Tragedia lleva luto a hogar de un barrio de Corozal -VÍDEO

02/18/2013 |
El vehículo Toyota Corolla de 1985 en que se encontraban los hermanos cayó a una altura de 190 pies en un área conocida como el salto de Vena. (GFR Media / Dennis M. Rivera)  
Joshua, quien falleció, estudiaba el sexto grado en la Segunda Unidad Demetrio Rivera. Y Jonathan apenas comenzaba a trabajar en Obras Públicas de Dorado.

Corozal. “Joshua, no te escucho”.

Esa era la frase que José Santiago Albadalejo escuchaba constantemente decir a su sobrino Jonathan Santiago González segundos después de rescatarlo del auto en el que había caído junto a su hermano por un risco en este municipio.

Jonathan, de 18 años, temblaba por el dolor y por la angustia de no escuchar a su hermanito de 12 años, quien lo seguía a todas partes.

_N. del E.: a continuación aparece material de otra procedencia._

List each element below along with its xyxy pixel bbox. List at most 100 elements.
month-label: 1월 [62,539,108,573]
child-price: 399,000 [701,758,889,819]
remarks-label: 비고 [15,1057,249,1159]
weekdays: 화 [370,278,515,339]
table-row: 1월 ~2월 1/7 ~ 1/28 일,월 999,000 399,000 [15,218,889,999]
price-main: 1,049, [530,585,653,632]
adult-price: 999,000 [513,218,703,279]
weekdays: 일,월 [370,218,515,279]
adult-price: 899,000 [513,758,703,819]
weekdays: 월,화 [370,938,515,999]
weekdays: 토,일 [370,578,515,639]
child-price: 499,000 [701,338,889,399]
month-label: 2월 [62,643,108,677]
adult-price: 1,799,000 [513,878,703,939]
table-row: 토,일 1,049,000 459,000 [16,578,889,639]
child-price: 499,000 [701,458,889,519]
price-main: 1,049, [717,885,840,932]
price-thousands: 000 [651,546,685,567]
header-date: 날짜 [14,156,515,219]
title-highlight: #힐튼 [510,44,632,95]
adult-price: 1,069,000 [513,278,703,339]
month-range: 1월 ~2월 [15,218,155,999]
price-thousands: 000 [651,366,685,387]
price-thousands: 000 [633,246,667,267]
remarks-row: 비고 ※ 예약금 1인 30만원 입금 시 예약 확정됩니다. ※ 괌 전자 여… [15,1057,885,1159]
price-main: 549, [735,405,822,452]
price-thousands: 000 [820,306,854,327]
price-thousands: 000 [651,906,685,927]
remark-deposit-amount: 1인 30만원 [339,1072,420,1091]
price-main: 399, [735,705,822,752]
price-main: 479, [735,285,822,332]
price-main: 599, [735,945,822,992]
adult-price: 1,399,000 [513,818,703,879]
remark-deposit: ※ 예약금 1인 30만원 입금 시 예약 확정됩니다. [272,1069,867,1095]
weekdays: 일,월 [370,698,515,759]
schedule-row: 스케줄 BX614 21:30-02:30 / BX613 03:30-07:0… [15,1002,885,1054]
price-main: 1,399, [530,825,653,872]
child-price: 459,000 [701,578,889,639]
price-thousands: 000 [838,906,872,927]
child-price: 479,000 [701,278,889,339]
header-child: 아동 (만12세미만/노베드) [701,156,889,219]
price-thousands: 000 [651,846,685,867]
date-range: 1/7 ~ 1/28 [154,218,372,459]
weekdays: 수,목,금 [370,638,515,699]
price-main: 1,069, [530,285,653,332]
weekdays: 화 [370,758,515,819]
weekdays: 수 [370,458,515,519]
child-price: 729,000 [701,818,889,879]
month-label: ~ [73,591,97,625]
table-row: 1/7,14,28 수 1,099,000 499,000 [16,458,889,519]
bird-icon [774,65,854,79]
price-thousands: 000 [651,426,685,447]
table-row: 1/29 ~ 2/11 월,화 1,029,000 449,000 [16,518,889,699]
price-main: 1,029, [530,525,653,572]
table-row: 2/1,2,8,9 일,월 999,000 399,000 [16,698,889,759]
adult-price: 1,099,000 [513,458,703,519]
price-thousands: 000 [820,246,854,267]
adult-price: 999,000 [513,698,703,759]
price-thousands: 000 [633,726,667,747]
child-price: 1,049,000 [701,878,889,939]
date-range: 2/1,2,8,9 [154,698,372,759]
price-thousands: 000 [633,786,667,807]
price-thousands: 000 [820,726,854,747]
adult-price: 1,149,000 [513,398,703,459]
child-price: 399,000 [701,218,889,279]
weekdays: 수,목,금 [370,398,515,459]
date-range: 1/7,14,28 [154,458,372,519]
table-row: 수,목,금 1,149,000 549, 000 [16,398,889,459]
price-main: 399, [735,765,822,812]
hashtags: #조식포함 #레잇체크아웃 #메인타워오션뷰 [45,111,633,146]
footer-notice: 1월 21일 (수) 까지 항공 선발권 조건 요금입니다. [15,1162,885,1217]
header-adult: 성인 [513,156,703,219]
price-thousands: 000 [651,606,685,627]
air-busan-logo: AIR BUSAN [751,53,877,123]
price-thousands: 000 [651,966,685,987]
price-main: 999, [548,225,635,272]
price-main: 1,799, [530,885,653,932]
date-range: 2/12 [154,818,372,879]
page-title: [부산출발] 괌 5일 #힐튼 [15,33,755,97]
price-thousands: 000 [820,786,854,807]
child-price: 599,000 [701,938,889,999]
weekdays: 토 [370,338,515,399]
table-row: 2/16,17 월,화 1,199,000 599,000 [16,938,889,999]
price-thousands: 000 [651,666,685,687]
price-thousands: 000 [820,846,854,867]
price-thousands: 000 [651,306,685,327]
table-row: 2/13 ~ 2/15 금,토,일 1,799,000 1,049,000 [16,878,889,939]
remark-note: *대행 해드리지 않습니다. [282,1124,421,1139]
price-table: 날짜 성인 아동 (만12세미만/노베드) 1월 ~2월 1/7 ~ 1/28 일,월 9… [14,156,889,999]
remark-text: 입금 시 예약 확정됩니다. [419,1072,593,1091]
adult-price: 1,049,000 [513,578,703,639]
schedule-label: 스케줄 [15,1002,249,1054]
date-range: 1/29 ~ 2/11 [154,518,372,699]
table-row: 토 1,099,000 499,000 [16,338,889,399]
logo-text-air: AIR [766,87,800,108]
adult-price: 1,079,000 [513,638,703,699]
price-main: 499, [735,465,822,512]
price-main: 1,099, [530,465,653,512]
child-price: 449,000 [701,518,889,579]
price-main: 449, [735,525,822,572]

Joshua no podía contestarle. Quizás nunca se sepa con exactitud si murió ahogado o por los golpes que recibió tras caer a bordo de un Toyota Corolla de 1985 a una altura de 190 pies en un área conocida como el salto de Vena. Probablemente, conocer las causas de la muerte del pequeño no van a aminorar el dolor de su familia, que solo procuraba pasar un buen domingo de esparcimiento.

“Yo le dije a Jonathan que Joshua estaba bien. Le decía: ‘Jonathan, háblame, no te me duermas’”, contó el tío.

José llegó segundo a la escena. Un valeroso hombre, Rafael Santiago –conocido como “Puzco”–, fue el primero en salir corriendo en auxilio de sus primos. Su auto y el Corolla en el que viajaban los hermanos iban en caravana por la PR-568, a la altura del barrio Palmarito, en Corozal. Estaban a pocos minutos de distancia de la residencia de Jonathan y Joshua, y se dirigían a JR Bakery, panadería donde trabaja la madre de los hermanos y donde comprarían pan para dirigirse luego a un pasadía en Orocovis.

Pero no llegaron.


Según testigos, a eso de las 8:15 a.m., la goma delantera del lado del chofer del Corolla se desprendió del vehículo, provocando que Jonathan perdiera el control. Ante la ausencia de la valla, el vehículo cayó en picada rumbo al río. En el fondo, dio un golpe y el auto quedó con las gomas hacia arriba en una poza de unos cuatro a cinco pies de profundidad.

Tras el accidente, Puzco detuvo su vehículo y bajó hasta el fondo. Nadie se explica cómo lo hizo sin lastimarse, pero llegó a tiempo para mover un poco el auto y sacar a Jonathan. También logró sacar a Joshua, pero era muy tarde.

“Cuando llegué (hasta donde estaba el auto),( Puzco) tenía a Joshua en los brazos, pero el muchacho botaba espuma por la boca”, relató José. “Me dijo: ‘Tito’ (José), se me murió, se me murió’”.

Jonathan apenas comenzaba a trabajar en la Oficina de Obras Públicas del Municipio de Dorado. Sufrió una fractura en una de sus piernas y personal de Rescate lo sacó a tiempo para enviarlo al Centro Médico. Joshua estudiaba el sexto grado en la Segunda Unidad Demetrio Rivera, en Corozal. 

Familiares en la escena solo hablaban maravillas de ambos y describieron a Jonathan como un conductor responsable. Se supo que el auto no tenía desperfectos mecánicos.

“Él (Jonathan) es bien servicial. Le puedes pedir cualquier favor y siempre dice que sí”, dijo Carlos Molina, cuya esposa es prima de los hermanos. “Siempre está alegre, jugando baloncesto”, agregó.

A Joshua lo describieron como un jovencito también alegre, que seguía a su hermano a todos sitios. “Donde estaba Jonathan, estaba él”, contó Idalis González, prima de ambos.